Darren Aronofsky's latest offering is for anyone who can appreciate a bit of horror mixed with some pyscho-ballerina drama and a dash of humor mixed in once in a while to keep it from being too taught.
--- Plot spoiler alert! Warning! Don't read beyond this point if you don't want to hear specifics! ----
All sides are falling in around Natalie Portman's character Nina Sayers in this film about a shy, prudish, mother-smothered ballerina who's trying to win the lead role in a stripped down version of Swan Lake and keep her sanity in the process.
Portman is brilliant as the innocent but terrified, bulemic chum in the shark infested ballet company waters filled with female predators circling and conspiring against her. Combined with her own twisted distortions and hallucinations, a nightmarishly obsessive ex-ballerina mother played masterfully by Barbara Hershey and the company director's prodding to find her darker, more sexual side, poor Nina who just wants to be "perfect", can't seem to lose herself in the role as the devious, dangerous Black Swan in the bifurcated Swan Lake story.
Winona Ryder stars as the company's prematurely ousted prima ballerina matriarch and she's apparently not too happy about her early retirement and Nina as the benefactor of her misfortune. The scenes between Portman's Nina and Ryder's Dying Swan Beth are some of the most visceral and disturbing in the film, real or imagined.

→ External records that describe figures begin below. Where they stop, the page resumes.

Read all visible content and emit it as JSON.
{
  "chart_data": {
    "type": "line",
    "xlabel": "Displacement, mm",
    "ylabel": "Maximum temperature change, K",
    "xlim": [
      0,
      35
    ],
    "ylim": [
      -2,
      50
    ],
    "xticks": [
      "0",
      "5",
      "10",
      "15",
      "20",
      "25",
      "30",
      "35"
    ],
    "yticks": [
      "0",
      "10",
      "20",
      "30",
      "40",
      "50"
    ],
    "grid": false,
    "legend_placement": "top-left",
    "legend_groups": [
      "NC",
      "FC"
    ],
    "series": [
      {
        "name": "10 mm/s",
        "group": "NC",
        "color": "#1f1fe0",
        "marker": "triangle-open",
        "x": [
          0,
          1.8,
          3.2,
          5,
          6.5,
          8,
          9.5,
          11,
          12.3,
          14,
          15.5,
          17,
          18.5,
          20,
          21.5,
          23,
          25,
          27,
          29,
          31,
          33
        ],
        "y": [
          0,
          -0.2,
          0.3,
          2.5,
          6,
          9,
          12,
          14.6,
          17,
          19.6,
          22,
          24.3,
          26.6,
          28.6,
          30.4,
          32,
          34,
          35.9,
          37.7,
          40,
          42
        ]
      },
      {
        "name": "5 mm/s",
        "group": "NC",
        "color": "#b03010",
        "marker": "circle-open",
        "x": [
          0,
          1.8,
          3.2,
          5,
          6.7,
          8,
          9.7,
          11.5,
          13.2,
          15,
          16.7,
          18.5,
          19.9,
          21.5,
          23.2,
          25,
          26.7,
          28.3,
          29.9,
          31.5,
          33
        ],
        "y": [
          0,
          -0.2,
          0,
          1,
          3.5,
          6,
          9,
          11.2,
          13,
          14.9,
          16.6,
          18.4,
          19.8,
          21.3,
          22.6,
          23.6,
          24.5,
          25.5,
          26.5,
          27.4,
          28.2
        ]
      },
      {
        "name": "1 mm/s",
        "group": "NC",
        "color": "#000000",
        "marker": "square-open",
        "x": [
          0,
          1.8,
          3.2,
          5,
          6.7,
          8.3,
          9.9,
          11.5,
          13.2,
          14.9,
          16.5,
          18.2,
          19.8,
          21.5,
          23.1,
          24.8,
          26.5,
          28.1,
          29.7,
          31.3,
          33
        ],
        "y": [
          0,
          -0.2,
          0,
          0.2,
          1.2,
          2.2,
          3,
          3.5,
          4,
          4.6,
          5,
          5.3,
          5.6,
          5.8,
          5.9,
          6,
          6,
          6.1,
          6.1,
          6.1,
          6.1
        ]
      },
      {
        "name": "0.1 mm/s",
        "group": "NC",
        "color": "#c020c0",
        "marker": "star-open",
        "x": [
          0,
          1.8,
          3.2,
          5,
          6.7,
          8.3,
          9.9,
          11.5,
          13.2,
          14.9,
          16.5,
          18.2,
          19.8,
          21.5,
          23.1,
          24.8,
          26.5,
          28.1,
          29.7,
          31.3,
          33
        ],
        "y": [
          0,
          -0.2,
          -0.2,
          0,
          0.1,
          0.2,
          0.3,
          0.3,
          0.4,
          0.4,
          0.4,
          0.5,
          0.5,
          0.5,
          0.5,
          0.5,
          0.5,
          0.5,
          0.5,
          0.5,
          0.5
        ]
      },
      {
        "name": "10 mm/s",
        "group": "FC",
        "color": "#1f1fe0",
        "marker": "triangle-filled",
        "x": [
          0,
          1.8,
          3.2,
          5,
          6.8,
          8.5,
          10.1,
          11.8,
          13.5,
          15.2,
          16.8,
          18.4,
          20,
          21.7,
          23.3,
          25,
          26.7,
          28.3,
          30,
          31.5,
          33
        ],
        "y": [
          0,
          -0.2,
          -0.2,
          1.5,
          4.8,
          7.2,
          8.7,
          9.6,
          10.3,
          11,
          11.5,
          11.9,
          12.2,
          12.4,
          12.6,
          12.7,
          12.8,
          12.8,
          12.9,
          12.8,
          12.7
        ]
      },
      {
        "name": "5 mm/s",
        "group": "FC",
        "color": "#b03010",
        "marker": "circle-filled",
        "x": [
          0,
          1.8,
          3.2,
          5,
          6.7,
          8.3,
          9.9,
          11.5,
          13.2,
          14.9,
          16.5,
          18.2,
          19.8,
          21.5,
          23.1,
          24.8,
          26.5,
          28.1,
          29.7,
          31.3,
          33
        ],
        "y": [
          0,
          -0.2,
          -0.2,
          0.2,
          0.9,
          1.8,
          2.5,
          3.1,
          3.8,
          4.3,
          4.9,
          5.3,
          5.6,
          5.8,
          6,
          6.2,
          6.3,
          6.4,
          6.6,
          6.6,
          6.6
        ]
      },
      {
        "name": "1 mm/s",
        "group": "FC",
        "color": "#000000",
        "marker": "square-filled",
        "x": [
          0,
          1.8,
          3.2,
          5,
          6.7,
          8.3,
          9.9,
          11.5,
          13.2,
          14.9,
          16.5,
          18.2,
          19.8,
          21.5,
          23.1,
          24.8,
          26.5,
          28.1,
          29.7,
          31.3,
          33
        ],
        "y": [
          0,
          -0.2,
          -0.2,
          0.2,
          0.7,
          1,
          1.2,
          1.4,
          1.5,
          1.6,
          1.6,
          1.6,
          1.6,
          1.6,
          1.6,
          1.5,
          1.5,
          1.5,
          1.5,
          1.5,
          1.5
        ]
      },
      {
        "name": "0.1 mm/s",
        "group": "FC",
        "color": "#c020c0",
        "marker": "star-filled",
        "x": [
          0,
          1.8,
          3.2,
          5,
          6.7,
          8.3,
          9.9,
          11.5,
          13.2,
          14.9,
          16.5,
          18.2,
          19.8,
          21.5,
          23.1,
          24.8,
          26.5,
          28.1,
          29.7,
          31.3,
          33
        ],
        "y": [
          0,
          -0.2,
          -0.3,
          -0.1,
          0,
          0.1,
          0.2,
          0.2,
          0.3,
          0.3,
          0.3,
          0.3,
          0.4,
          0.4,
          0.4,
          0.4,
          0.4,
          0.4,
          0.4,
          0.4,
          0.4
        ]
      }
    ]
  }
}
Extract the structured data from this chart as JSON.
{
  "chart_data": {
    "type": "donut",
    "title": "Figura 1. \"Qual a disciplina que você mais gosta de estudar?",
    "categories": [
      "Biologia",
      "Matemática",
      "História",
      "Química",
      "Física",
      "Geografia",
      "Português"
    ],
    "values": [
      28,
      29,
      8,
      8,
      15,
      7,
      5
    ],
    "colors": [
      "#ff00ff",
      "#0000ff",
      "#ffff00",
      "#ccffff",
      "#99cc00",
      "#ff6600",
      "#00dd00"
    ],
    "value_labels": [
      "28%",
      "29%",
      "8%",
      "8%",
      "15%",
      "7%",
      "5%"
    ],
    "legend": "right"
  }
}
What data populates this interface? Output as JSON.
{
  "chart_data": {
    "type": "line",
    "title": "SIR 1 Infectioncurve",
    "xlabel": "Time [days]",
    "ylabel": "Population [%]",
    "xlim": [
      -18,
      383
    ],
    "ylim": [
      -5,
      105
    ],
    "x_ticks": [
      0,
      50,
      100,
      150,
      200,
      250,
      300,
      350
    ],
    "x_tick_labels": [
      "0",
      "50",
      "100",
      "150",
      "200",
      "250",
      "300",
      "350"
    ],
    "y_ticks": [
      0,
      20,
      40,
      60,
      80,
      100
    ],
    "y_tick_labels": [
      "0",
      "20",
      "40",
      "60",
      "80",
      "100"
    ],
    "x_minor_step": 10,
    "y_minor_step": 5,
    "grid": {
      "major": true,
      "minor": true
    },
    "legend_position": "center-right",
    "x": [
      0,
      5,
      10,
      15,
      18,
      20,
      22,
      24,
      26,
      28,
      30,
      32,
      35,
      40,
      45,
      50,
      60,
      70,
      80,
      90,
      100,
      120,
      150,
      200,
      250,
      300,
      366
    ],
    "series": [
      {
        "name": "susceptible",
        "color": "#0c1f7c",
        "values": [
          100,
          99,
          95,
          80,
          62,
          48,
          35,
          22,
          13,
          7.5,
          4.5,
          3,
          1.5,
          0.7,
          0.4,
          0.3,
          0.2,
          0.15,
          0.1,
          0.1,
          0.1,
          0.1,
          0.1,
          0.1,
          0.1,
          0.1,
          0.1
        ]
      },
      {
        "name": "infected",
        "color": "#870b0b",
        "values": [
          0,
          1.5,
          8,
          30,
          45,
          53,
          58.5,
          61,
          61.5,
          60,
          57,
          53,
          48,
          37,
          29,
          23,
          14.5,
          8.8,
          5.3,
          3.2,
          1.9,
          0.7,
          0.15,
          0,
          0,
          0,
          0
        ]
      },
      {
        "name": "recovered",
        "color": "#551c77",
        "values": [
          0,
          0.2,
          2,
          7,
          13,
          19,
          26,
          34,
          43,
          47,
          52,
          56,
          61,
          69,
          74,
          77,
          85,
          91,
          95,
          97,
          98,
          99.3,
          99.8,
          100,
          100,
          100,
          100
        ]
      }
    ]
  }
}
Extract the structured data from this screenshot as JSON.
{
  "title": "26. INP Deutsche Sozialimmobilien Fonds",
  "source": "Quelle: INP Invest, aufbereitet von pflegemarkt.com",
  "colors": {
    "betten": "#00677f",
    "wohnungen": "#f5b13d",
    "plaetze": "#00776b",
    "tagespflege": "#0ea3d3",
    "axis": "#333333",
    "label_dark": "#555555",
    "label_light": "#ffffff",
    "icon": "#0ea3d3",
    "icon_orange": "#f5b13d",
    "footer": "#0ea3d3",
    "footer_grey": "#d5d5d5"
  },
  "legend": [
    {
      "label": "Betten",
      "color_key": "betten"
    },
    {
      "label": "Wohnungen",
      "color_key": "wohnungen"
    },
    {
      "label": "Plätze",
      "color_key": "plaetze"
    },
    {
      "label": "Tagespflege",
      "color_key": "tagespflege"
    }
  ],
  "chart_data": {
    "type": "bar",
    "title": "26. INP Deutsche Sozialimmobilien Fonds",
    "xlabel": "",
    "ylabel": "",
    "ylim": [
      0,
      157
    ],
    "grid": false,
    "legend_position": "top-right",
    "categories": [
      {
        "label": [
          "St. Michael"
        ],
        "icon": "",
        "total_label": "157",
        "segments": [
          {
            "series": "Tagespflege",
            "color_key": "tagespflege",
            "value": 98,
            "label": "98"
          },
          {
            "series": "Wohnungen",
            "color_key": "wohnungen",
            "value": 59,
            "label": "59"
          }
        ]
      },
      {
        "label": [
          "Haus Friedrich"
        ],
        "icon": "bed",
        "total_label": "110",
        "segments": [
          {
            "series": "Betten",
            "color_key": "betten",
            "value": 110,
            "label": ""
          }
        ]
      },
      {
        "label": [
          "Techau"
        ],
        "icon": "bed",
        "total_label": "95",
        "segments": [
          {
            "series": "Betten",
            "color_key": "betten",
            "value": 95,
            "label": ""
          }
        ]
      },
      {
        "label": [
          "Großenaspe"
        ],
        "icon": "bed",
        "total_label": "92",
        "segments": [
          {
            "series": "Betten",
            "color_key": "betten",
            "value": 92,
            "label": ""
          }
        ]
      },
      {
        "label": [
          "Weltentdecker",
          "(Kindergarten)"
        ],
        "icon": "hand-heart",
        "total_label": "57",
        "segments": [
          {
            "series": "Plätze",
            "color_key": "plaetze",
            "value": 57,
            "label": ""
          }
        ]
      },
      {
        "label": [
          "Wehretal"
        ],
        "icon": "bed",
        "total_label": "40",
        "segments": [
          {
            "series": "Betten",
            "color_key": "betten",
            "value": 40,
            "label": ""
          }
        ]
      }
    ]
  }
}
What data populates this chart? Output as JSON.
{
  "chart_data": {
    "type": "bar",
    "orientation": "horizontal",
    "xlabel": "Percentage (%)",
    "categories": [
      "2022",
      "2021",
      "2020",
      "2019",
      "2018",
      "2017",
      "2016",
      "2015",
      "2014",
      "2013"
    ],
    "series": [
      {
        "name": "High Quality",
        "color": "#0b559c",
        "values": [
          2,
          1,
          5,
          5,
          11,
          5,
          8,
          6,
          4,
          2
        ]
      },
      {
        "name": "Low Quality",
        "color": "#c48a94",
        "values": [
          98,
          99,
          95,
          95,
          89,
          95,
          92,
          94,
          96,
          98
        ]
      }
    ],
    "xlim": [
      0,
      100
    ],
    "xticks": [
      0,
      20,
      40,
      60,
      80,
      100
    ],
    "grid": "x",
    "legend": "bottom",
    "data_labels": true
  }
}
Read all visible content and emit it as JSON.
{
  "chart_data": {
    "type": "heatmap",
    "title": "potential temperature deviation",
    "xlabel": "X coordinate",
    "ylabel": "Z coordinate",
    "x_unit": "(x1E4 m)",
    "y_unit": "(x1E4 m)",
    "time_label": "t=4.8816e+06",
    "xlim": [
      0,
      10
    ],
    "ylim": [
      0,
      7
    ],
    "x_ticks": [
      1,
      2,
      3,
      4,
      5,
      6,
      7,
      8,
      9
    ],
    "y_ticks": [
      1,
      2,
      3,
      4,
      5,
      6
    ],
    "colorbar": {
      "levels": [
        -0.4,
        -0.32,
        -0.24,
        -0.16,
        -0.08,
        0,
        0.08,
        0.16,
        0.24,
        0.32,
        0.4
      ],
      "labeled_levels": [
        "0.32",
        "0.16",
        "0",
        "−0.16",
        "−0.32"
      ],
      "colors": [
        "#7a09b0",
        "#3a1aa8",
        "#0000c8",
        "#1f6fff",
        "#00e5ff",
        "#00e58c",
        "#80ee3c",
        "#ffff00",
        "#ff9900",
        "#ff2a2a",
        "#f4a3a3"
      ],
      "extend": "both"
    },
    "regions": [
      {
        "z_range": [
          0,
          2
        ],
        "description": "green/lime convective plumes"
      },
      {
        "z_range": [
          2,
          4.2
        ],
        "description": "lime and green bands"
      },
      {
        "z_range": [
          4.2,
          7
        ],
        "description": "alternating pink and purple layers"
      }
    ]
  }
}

The scenes between Nina and Mila Kunis' Lily are the most sexually charged and briefly drug fueled. Cassel's character plays Lily against Nina whispering in her ear, "she's not faking it" and eventually tapping Lily to be the alternate to Nina in the Swan Lake role.
Vincent Cassel stars as the lead dancer/company director and Nina's often inappropriate sexual assailant/personal dance assistant in an attempt to get Nina to find the Black Swan inside of herself after he kisses her and she bites his lip making him bleed. The relationship between Cassel and Portman's characters never wanders much beyond groping and a bit of forced kissing and this relationship seems a bit flat in the overall storyline.
The real sexual tension flares up between Nina and Lily right before the show's opening night and Kunis' character is doing her best to derail Nina with her mother and with alcohol and ecastacy before the first show and almost succeeds. Kunis is gorgeous and her potrayal of Lily works well as the Yin to Nina's straight-edged, straight-jacketed Yang.
Many of the film's mirror scenes where we see Nina looking at herself are painful reminders of the torment and torure going on within her own mind as virtually every part of Nina's world is trying to get her and from our omniscient perspective, appears to be succeeding. She thinks she's turning into the Black Swan when she appears to pull out a small feather sprout from her own shoulder blade and sees herself in many of the people she passes on the street, dressed in black of course, while she appears in white.
Most of the film's early camera shots are jerky with handheld camera work from odd angles so we can get close to Nina but we feel a sense of uneasiness as she feels with the world. The film texture is also really grainy which had my friends and I wondering if there was some intentional grain added or if some of the film was shot on 16 millimeter. Black Swan overall is well acted and directed and there are several spots in the film where you might almost jump out of your chair as this psychological thriller unfolds. I can imagine Natalie Portman getting the nomination for an Academy Award in this psycho-thriller but I'm not sure the film is good enough as a whole to win the award for Best Film of 2010. It's definitely a must see movie for 2010 though. It was well worth the $11 we paid at the Metreon in S.F. to see it.